At his funeral in Montreal, Jim Armour, the pastor of the Black Watch and minister emeritus of the Church of St. Andrew and St. Paul, gave an appreciation focusing on "his services to not one but all the universities of this city – the Birks building at McGill, Birks Hall at Concordia, the Birks Medal, Birks scholarships – to say nothing of all that he did for the Children's Hospital, the Salvation Army, the YMCA, the Montreal Association of the Blind. The list goes on. Drummond Birks was a generous and public-spirited human being."

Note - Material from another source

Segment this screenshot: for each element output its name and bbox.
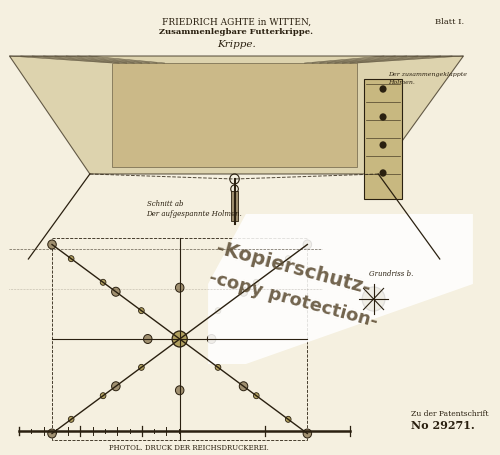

Like his 17th-century ancestors, Drummond Birks was a member of Goldsmiths Hall and a Freeman of the City of London. In Canada, he was the director of a number of companies, including Standard Life and the Royal Trust.

Henry Birks and Sons went into bankruptcy protection in the early 1990s following an unsuccessful expansion strategy. At its height, the firm ran about 220 stores in Canada and the United States. In 1993, Birks was sold to the Italian-based Borgosesia, now known as Iniziativa Regaluxe SrL.

Mr. Birks leaves his sons Jonathan and Thomas; daughters, Lynn and Cynthia; wife, Anne Charlotte Lohéac; 18 grandchildren and 20 great-grandchildren. He was predeceased by his first wife, Muriel Anne Scobie, who died in 1979, and his son Barrie, who died in 2002.